No one has ever "identified" the female remains specifically as such is in fact impossible. As stated, all that can be shown is that the female has a 100% sibling relationship to the male, and both have 100% parental relationship to Nicholas and Alexandra. All children are accounted for, but to specifically identify Anastasia and Maria to one set of remains or the other is simply not possible.
This is contradicted by the insistence of the Russians that Maria's remains were missing from the mass grave and by the insistence of the Americans that it was Anastasia's remains that were missing. Apparently both groups of scientists believed that they could conclusively identify the skeletal remains.
Chapters 18-20 of FOTR extensively discuss the unearthing, examination, and identification of the remains. According to K&W, Falsetti and France immediately recognized that the remains designated by the Russians as Anastasia's (based solely on the imperfect technique of photographic superimposition) in fact belonged to an older female, based on the following factors (quoted from p. 455, FOTR):
1) height (later photographs clearly show that Anastasia was shorter than her sisters)
2) lack of signs of immaturity in the vertebrae and bones
3) age and development of the pelvic rim
4) age and development of the clavicles
5) age and development of the dental roots
After measuring these parameters in each skeleton, the Americans established that the remains of Maria (skeleton #5), Tatiana (#6), and Olga (#3) were all present in the mass grave because the bones displayed a clear developmental progression from 19 years to 21 years to 22 years of age.
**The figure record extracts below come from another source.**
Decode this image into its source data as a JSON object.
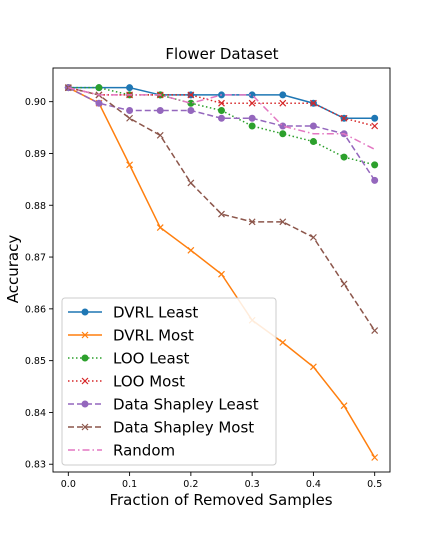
{
  "chart_data": {
    "type": "line",
    "title": "Flower Dataset",
    "xlabel": "Fraction of Removed Samples",
    "ylabel": "Accuracy",
    "x": [
      0.0,
      0.05,
      0.1,
      0.15,
      0.2,
      0.25,
      0.3,
      0.35,
      0.4,
      0.45,
      0.5
    ],
    "xlim": [
      -0.025,
      0.525
    ],
    "ylim": [
      0.8285,
      0.9065
    ],
    "xticks": [
      "0.0",
      "0.1",
      "0.2",
      "0.3",
      "0.4",
      "0.5"
    ],
    "xtick_values": [
      0.0,
      0.1,
      0.2,
      0.3,
      0.4,
      0.5
    ],
    "yticks": [
      "0.83",
      "0.84",
      "0.85",
      "0.86",
      "0.87",
      "0.88",
      "0.89",
      "0.90"
    ],
    "ytick_values": [
      0.83,
      0.84,
      0.85,
      0.86,
      0.87,
      0.88,
      0.89,
      0.9
    ],
    "grid": false,
    "legend_position": "lower-left",
    "series": [
      {
        "name": "DVRL Least",
        "color": "#1f77b4",
        "style": "solid",
        "marker": "circle",
        "values": [
          0.9027,
          0.9027,
          0.9027,
          0.9013,
          0.9013,
          0.9013,
          0.9013,
          0.9013,
          0.8997,
          0.8968,
          0.8968
        ]
      },
      {
        "name": "DVRL Most",
        "color": "#ff7f0e",
        "style": "solid",
        "marker": "x",
        "values": [
          0.9027,
          0.8997,
          0.8878,
          0.8757,
          0.8713,
          0.8667,
          0.8578,
          0.8535,
          0.8488,
          0.8413,
          0.8313
        ]
      },
      {
        "name": "LOO Least",
        "color": "#2ca02c",
        "style": "dotted",
        "marker": "circle",
        "values": [
          0.9027,
          0.9027,
          0.9013,
          0.9013,
          0.8997,
          0.8983,
          0.8953,
          0.8938,
          0.8923,
          0.8893,
          0.8878
        ]
      },
      {
        "name": "LOO Most",
        "color": "#d62728",
        "style": "dotted",
        "marker": "x",
        "values": [
          0.9027,
          0.9013,
          0.9013,
          0.9013,
          0.9013,
          0.8997,
          0.8997,
          0.8997,
          0.8997,
          0.8968,
          0.8953
        ]
      },
      {
        "name": "Data Shapley Least",
        "color": "#9467bd",
        "style": "dashed",
        "marker": "circle",
        "values": [
          0.9027,
          0.8997,
          0.8983,
          0.8983,
          0.8983,
          0.8968,
          0.8968,
          0.8953,
          0.8953,
          0.8938,
          0.8848
        ]
      },
      {
        "name": "Data Shapley Most",
        "color": "#8c564b",
        "style": "dashed",
        "marker": "x",
        "values": [
          0.9027,
          0.9013,
          0.8968,
          0.8935,
          0.8843,
          0.8783,
          0.8768,
          0.8768,
          0.8738,
          0.8648,
          0.8558
        ]
      },
      {
        "name": "Random",
        "color": "#e377c2",
        "style": "dashdot",
        "marker": "none",
        "values": [
          0.9027,
          0.9013,
          0.9013,
          0.9013,
          0.8997,
          0.9013,
          0.9013,
          0.8953,
          0.8938,
          0.8938,
          0.8908
        ]
      }
    ]
  }
}
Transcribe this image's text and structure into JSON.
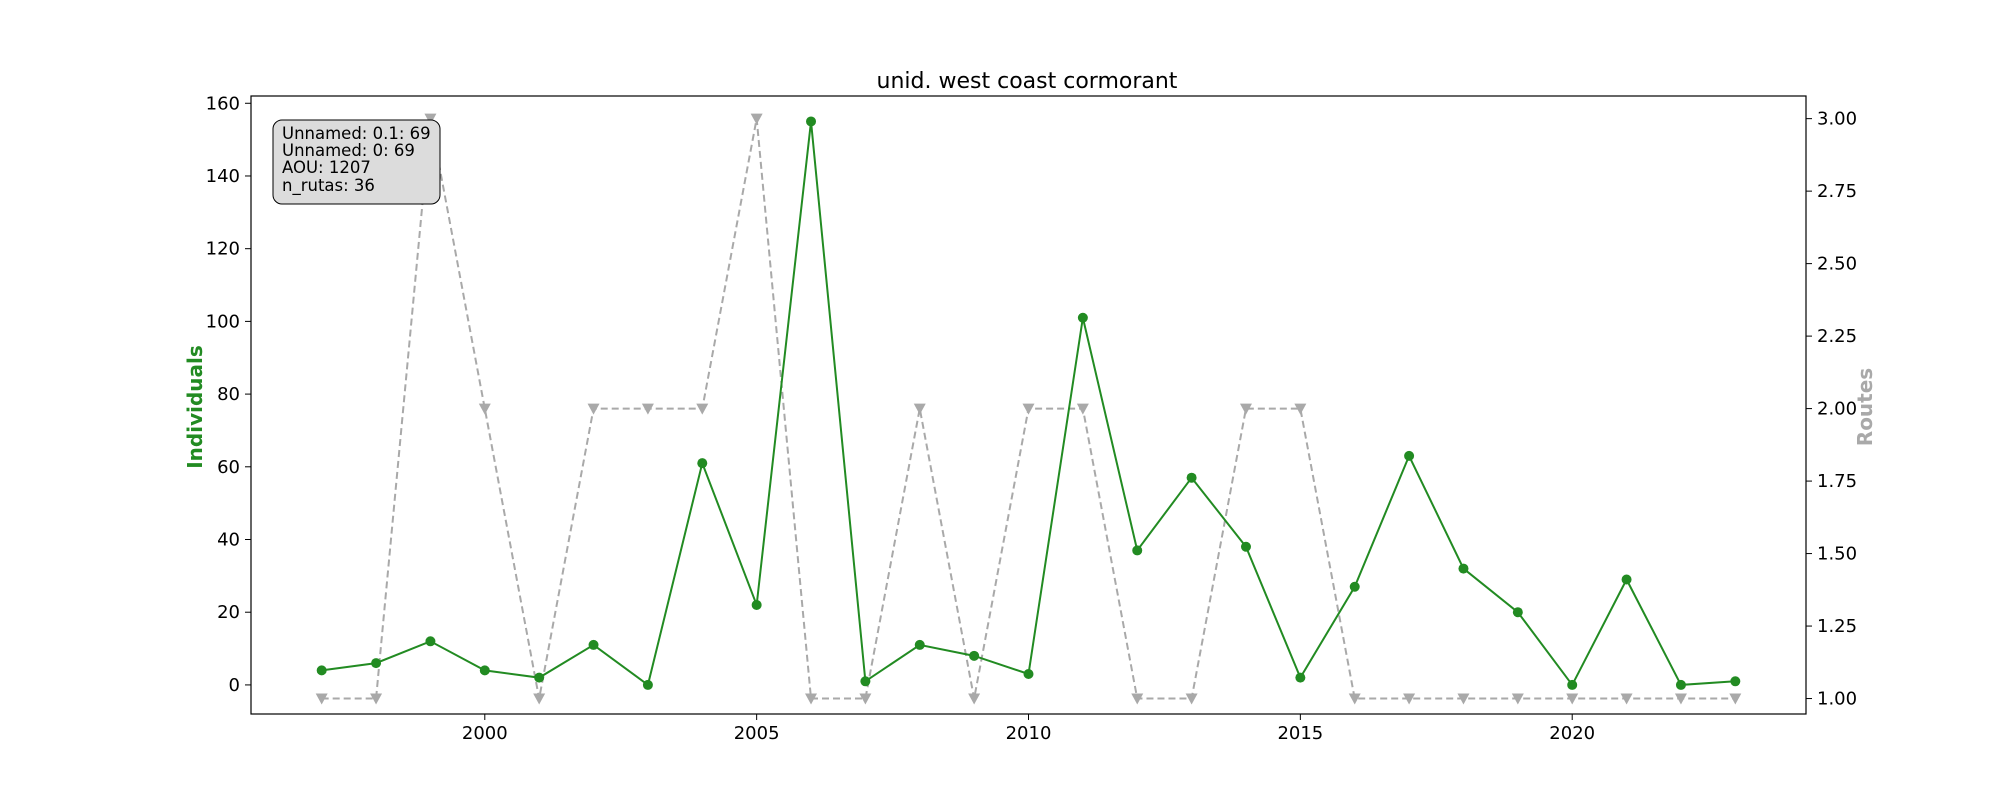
{
  "chart_data": {
    "type": "line",
    "title": "unid. west coast cormorant",
    "ylabel_left": "Individuals",
    "ylabel_right": "Routes",
    "x": [
      1997,
      1998,
      1999,
      2000,
      2001,
      2002,
      2003,
      2004,
      2005,
      2006,
      2007,
      2008,
      2009,
      2010,
      2011,
      2012,
      2013,
      2014,
      2015,
      2016,
      2017,
      2018,
      2019,
      2020,
      2021,
      2022,
      2023
    ],
    "xlim": [
      1995.7,
      2024.3
    ],
    "x_ticks": [
      2000,
      2005,
      2010,
      2015,
      2020
    ],
    "ylim_left": [
      -8,
      162
    ],
    "y_ticks_left": [
      0,
      20,
      40,
      60,
      80,
      100,
      120,
      140,
      160
    ],
    "ylim_right": [
      0.9467,
      3.0781
    ],
    "y_ticks_right": [
      "1.00",
      "1.25",
      "1.50",
      "1.75",
      "2.00",
      "2.25",
      "2.50",
      "2.75",
      "3.00"
    ],
    "grid": false,
    "series": [
      {
        "name": "Individuals",
        "axis": "left",
        "color": "#228B22",
        "style": "solid",
        "marker": "circle",
        "values": [
          4,
          6,
          12,
          4,
          2,
          11,
          0,
          61,
          22,
          155,
          1,
          11,
          8,
          3,
          101,
          37,
          57,
          38,
          2,
          27,
          63,
          32,
          20,
          0,
          29,
          0,
          1
        ]
      },
      {
        "name": "Routes",
        "axis": "right",
        "color": "#A9A9A9",
        "style": "dashed",
        "marker": "triangle-down",
        "values": [
          1,
          1,
          3,
          2,
          1,
          2,
          2,
          2,
          3,
          1,
          1,
          2,
          1,
          2,
          2,
          1,
          1,
          2,
          2,
          1,
          1,
          1,
          1,
          1,
          1,
          1,
          1
        ]
      }
    ],
    "annotation": {
      "lines": [
        "Unnamed: 0.1: 69",
        "Unnamed: 0: 69",
        "AOU: 1207",
        "n_rutas: 36"
      ],
      "placement": "top-left"
    }
  }
}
This confirmed Maples' conclusions from an earlier examination.
Contrary to assertions made in this thread, Forensic Anthropologists can actually determine the age of a skeleton fairly precisely - especially the skeleton of a child or adolescent who was still growing. In addition to the 5 factors listed above, modern FAs would also examine the closure of cranial sutures, the development of molars and wisdom teeth, and the extent of epiphysial fusion - the closing of the "growth plates" at the ends of the long bones and clavicles. All of these factors exhibit clearly identifiable progressions within limited age ranges. FAs can cross-reference the age ranges for each factor to narrow down the age of the skeleton quite precisely. It would be relatively simple to put a group of skeletons like those in the mass grave in chronological order by age once these factors had been measured. (The age of older skeletons is determined by the degree of deterioration
in the bones rather than by growth
, and is somewhat less precise.)
The essential point is that there are clear developmental differences between the bones, skull, and teeth of a 17-year old and those of a 19-year old. This is how France and Falsetti recognized immediately that skeleton #6 could NOT be Anastasia. There may not have been enough bones in the second grave to clearly determine the age of the female skeleton but it is virtually certain that Anastasia's bones were NOT found in the first (mass) grave. Therefore, the female remains in the second grave had to belong to her since the DNA tests confirmed the presence of two siblings. The following website is a good place to start if you're interested in this topic:http://www.anthro4n6.net/forensics/#Age
I respect the opinion expressed by AP, Tim, and others that it doesn't matter which remains are in which grave since they are all accounted for. What fascinates me is the determination of the Russian scientists to "prove" that Anastasia's remains were present in the mass grave, despite the insistence of the more qualified American scientists that they were missing. I wonder if it was simply a case of US/Soviet rivalry that the Russians would not back down from or whether they were following the dictates of their political masters to make sure that no living "Anastasia" could ever claim a Romanov inheritance. It's one of the remaining unsolved mysteries of the Romanov executions. I also find it interesting that Falsetti's world-class expertise earned him an invitation back to Siberia to examine the remains found in the second grave (see the National Geographic documentary Finding Anastasia
), even though many of his conclusions about the skeletons in the mass grave were flatly rejected by most of the Russian scientists.